Inclined plane and friction

  • #1

Homework Statement



There are two wedges, each with mass m, placed on a flat floor. A cube of mass M is balanced on the wedges. Assume there is no friction between wedge and block, and the coefficient of static friction is less than 1 between the floor and wedges. What is the largest M that can be balanced without moving?

diagram here:
http://sites.google.com/site/learningphys/

Homework Equations


The Attempt at a Solution



If we split the block in half due to symmetry, the question will get easier.

force of friction is given by:
[tex]F=\mu (\frac{M}{2}+m)g[/tex]
the M/2 comes from taking only half of the block

i want to equate the force that the block has on one of the wedge.

Still considering half of the diagram, i want the normal force of (M/2)g to the wedge's surface.
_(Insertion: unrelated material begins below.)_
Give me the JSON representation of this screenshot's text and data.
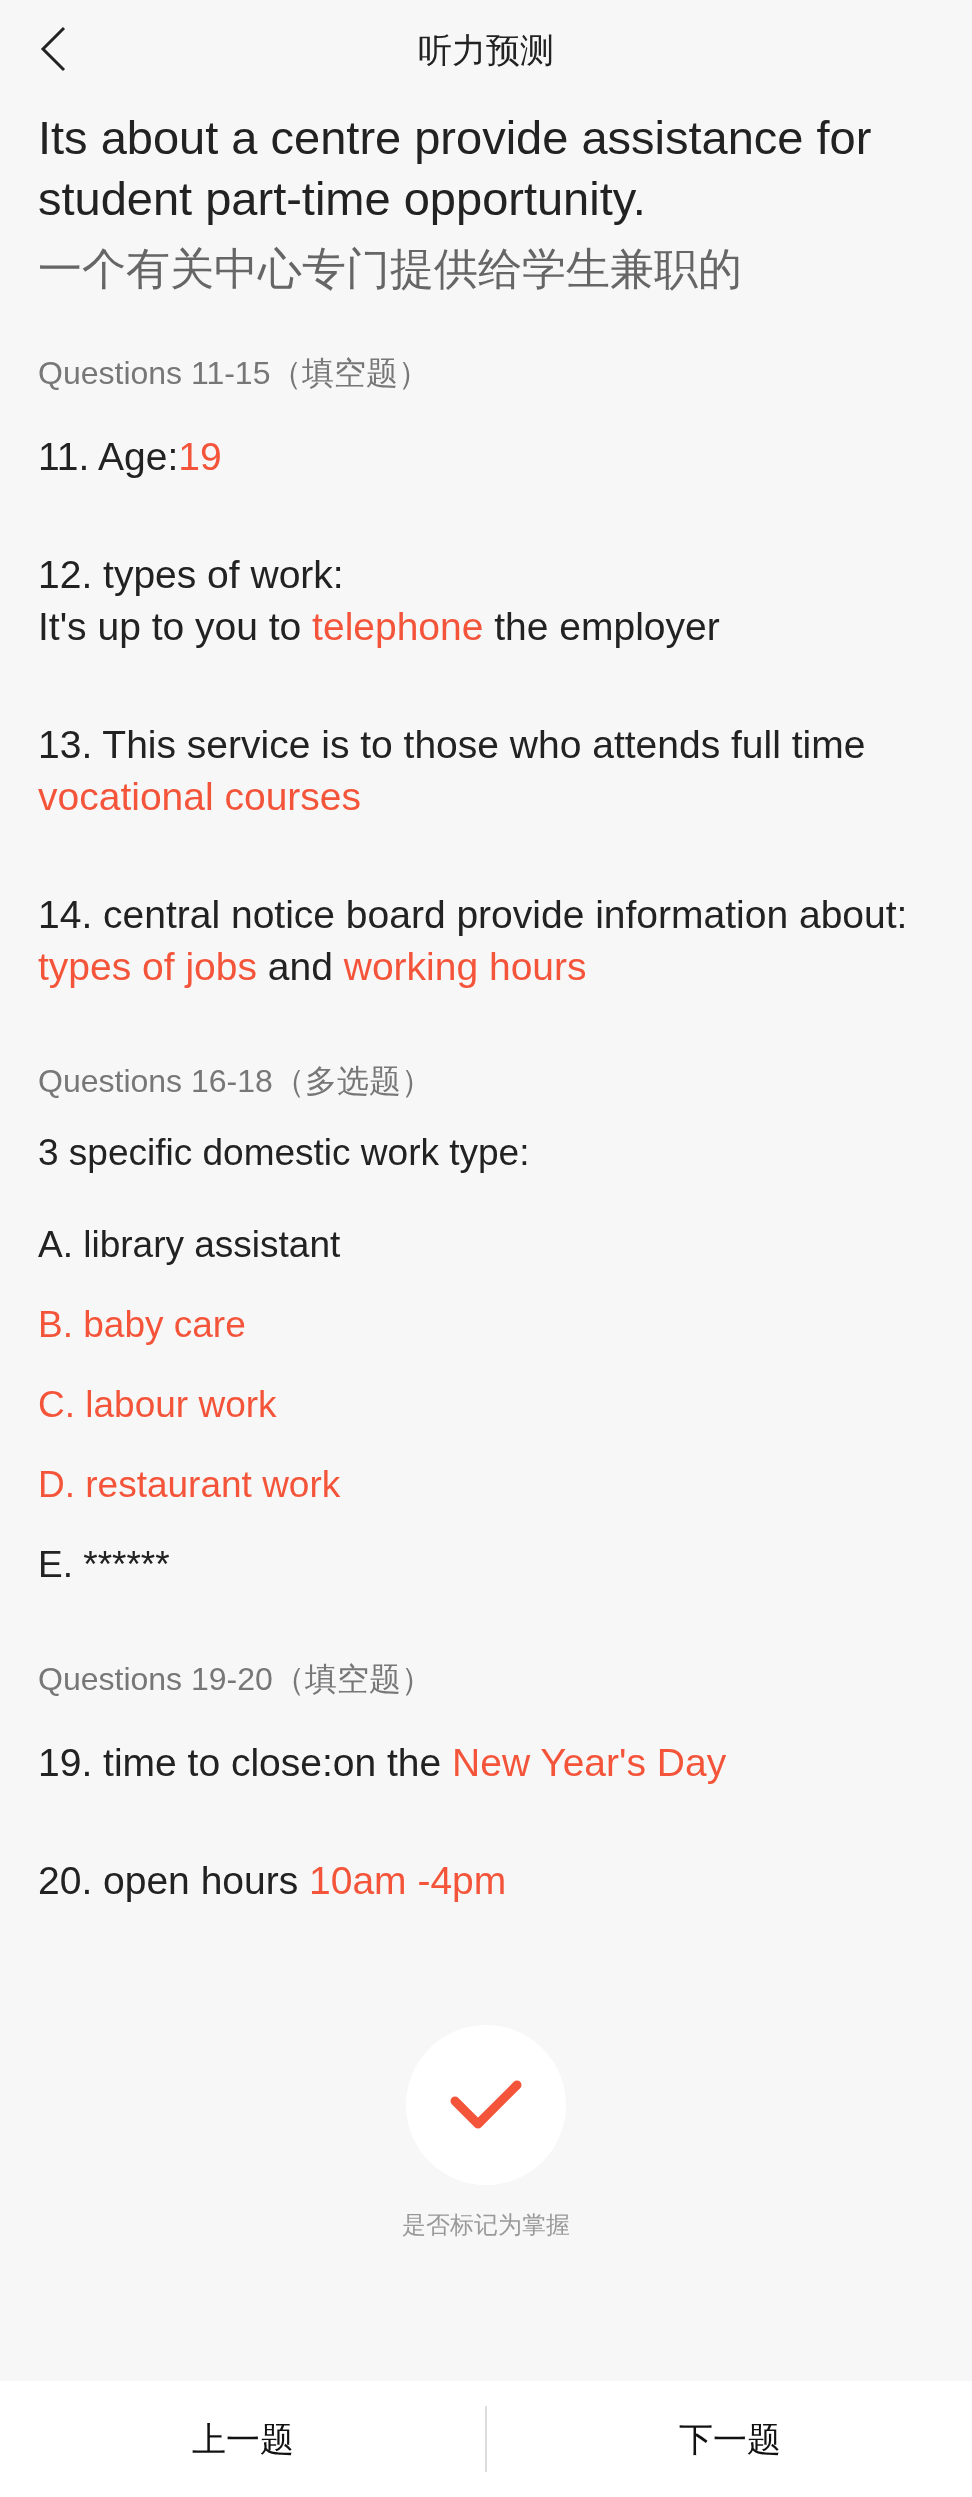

The normal force is give by the usual inclined plane equation, mgcos(theta)

So normal force of (M/2) is:

[tex]N=\frac{Mg}{2}cos(\theta)[/tex]

this normal force pushes in the opposite direction of the force of friction... but we have to consider the horizontal component, which tags on a sin(theta) term

I finally get:

[tex]\mu (\frac{M}{2}+m)g=\frac{Mg}{2}cos(\theta)sin(\theta)[/tex]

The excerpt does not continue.